Just like adherents of the warmist creed, no Keynesian, however, has reviewed the evidence and declared that, well, you know, perhaps modern macroeconomics is wrong after all. If such admissions have been made, I have not heard  a single instance.

This brings me to my central point: arguing with people on the left is not the same as debating. Rather, it is more like talking to a wall. As the blogger Captain Capitalism points out, a proper debate demands both sides commit to advancing the truth, whereas dealing with the left more often than not generates abuse but little advance of knowledge. It is a long post but here is one part which makes the whole well worth the effort:

Aurini . . . delves into detail explaining the “debate” structure of grammar, logic, and rhetoric. Grammar basically meaning you all have to agree on the definitions and meanings of words. Logic meaning you have to be intellectually honest and adhere to associative rules and other logical concepts that ensure integrity. And rhetoric meaning you apply it in the real world or test one another’s arguments with anecdotes from reality. If both parties in a debate or even a discussion have these three things, then the conversation/debate is much more productive and progresses towards an inevitable “conclusion,” “reality” or agreement.

What’s funny though is for the longest time I never viewed debate as a cooperative effort, but rather an adversarial one. One of competition. One where you had an enemy that needed to be defeated. Of course, this was the sad consequence of growing up with the mentally deficient people that populated my generation.
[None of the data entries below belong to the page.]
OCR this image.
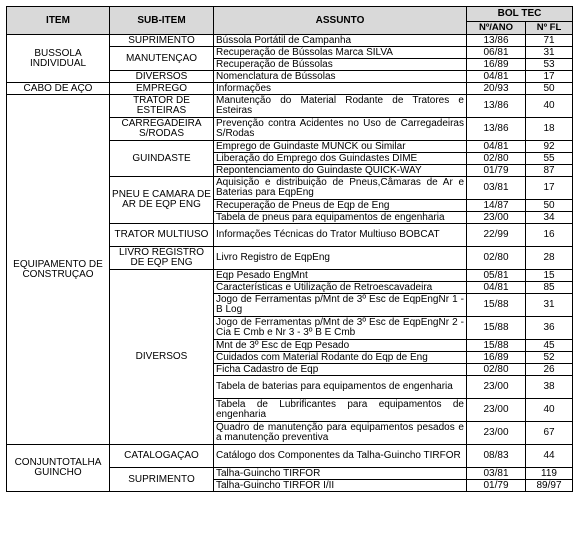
ITEM	SUB-ITEM	ASSUNTO	BOL TEC	
			Nº/ANO	Nº FL
BUSSOLA INDIVIDUAL	SUPRIMENTO	Bússola Portátil de Campanha	13/86	71
	MANUTENÇAO	Recuperação de Bússolas Marca SILVA	06/81	31
		Recuperação de Bússolas	16/89	53
	DIVERSOS	Nomenclatura de Bússolas	04/81	17
CABO DE AÇO	EMPREGO	Informações	20/93	50
EQUIPAMENTO DE CONSTRUÇAO	TRATOR DE ESTEIRAS	Manutenção do Material Rodante de Tratores e Esteiras	13/86	40
	CARREGADEIRA S/RODAS	Prevenção contra Acidentes no Uso de Carregadeiras S/Rodas	13/86	18
	GUINDASTE	Emprego de Guindaste MUNCK ou Similar	04/81	92
		Liberação do Emprego dos Guindastes DIME	02/80	55
		Repontenciamento do Guindaste QUICK-WAY	01/79	87
	PNEU E CAMARA DE AR DE EQP ENG	Aquisição e distribuição de Pneus,Câmaras de Ar e Baterias para EqpEng	03/81	17
		Recuperação de Pneus de Eqp de Eng	14/87	50
		Tabela de pneus para equipamentos de engenharia	23/00	34
	TRATOR MULTIUSO	Informações Técnicas do Trator Multiuso BOBCAT	22/99	16
	LIVRO REGISTRO DE EQP ENG	Livro Registro de EqpEng	02/80	28
	DIVERSOS	Eqp Pesado EngMnt	05/81	15
		Características e Utilização de Retroescavadeira	04/81	85
		Jogo de Ferramentas p/Mnt de 3º Esc de EqpEngNr 1 - B Log	15/88	31
		Jogo de Ferramentas p/Mnt de 3º Esc de EqpEngNr 2 - Cia E Cmb e Nr 3 - 3º B E Cmb	15/88	36
		Mnt de 3º Esc de Eqp Pesado	15/88	45
		Cuidados com Material Rodante do Eqp de Eng	16/89	52
		Ficha Cadastro de Eqp	02/80	26
		Tabela de baterias para equipamentos de engenharia	23/00	38
		Tabela de Lubrificantes para equipamentos de engenharia	23/00	40
		Quadro de manutenção para equipamentos pesados e a manutenção preventiva	23/00	67
CONJUNTOTALHA GUINCHO	CATALOGAÇAO	Catálogo dos Componentes da Talha-Guincho TIRFOR	08/83	44
	SUPRIMENTO	Talha-Guincho TIRFOR	03/81	119
		Talha-Guincho TIRFOR I/II	01/79	89/97
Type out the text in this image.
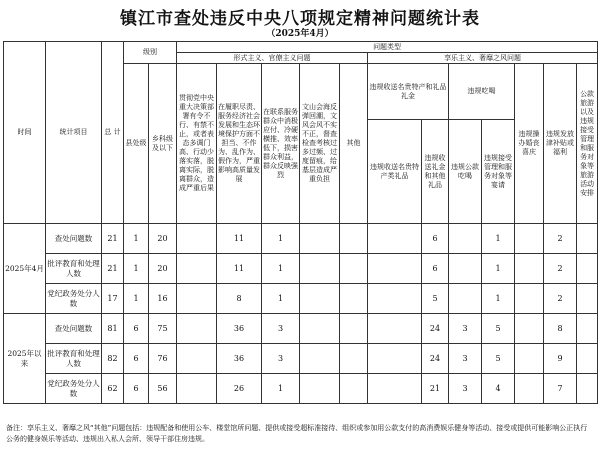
镇江市查处违反中央八项规定精神问题统计表
（2025年4月）
时间	统计项目	总 计	级别		问题类型												
					形式主义、官僚主义问题					享乐主义、奢靡之风问题							
			县处级	乡科级及以下	贯彻党中央重大决策部署有令不行、有禁不止，或者表态多调门高、行动少落实落，脱离实际，脱离群众，造成严重后果	在履职尽责、服务经济社会发展和生态环境保护方面不担当、不作为、乱作为、假作为，严重影响高质量发展	在联系服务群众中消极应付、冷硬横推、效率低下，损害群众利益，群众反映强烈	文山会海反弹回潮，文风会风不实不正，督查检查考核过多过频、过度留痕，给基层造成严重负担	其他	违规收送名贵特产和礼品礼金		违规吃喝		违规操办婚丧喜庆	违规发放津补贴或福利	公款旅游以及违规接受管理和服务对象等旅游活动安排	
										违规收送名贵特产类礼品	违规收送礼金和其他礼品	违规公款吃喝	违规接受管理和服务对象等宴请				
2025年4月	查处问题数	21	1	20		11	1				6		1		2		
	批评教育和处理人数	21	1	20		11	1				6		1		2		
	党纪政务处分人数	17	1	16		8	1				5		1		2		
2025年以来	查处问题数	81	6	75		36	3				24	3	5		8		
	批评教育和处理人数	82	6	76		36	3				24	3	5		9		
	党纪政务处分人数	62	6	56		26	1				21	3	4		7		
备注：享乐主义、奢靡之风“其他”问题包括：违规配备和使用公车、楼堂馆所问题、提供或接受超标准接待、组织或参加用公款支付的高消费娱乐健身等活动、接受或提供可能影响公正执行公务的健身娱乐等活动、违规出入私人会所、领导干部住房违规。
Parties I attended in my 20’s I was regularly attacked and berated for being a conservative.  Debates in college (or even post college) were filled with emotion and vitriol. And in nearly 100% of the cases my opponents degraded into name calling, ad hominem  attacks, accusations of “ism,” or being a nazi, etc.”

And then, a little later in Captain Capitalism’s blog post, there is this:

“The majority of people are weak-minded. They are also lazy. However, they are also egotistical . . . and so their mind reaches for something that will not only allow them to claim some kind of intellectual “superiority” or “achievement,” but also allow them to do so with no work.

Going green. Protesting. Claiming they’re a caring liberal. Joining a religion. Going vegan. Becoming a professor, etc.

This not only results in them living in a delusional, non-real world, but also makes them emotionally and egotistically invested in keeping up their ideological facade.  Thus, when you make passionate, logical, stoic arguments of fact, math, and statistics you (consciously or not) pierce their ego, expose their charade, and therefore trigger a visceral, emotional, and often hate-laden response.”

The left tend to deal in feelings rather than facts and proof, which seem to be no part of anything they propose. It believes what they wish to believe because it makes them feel better, not because it is actually valid or demonstrable to reason and common sense.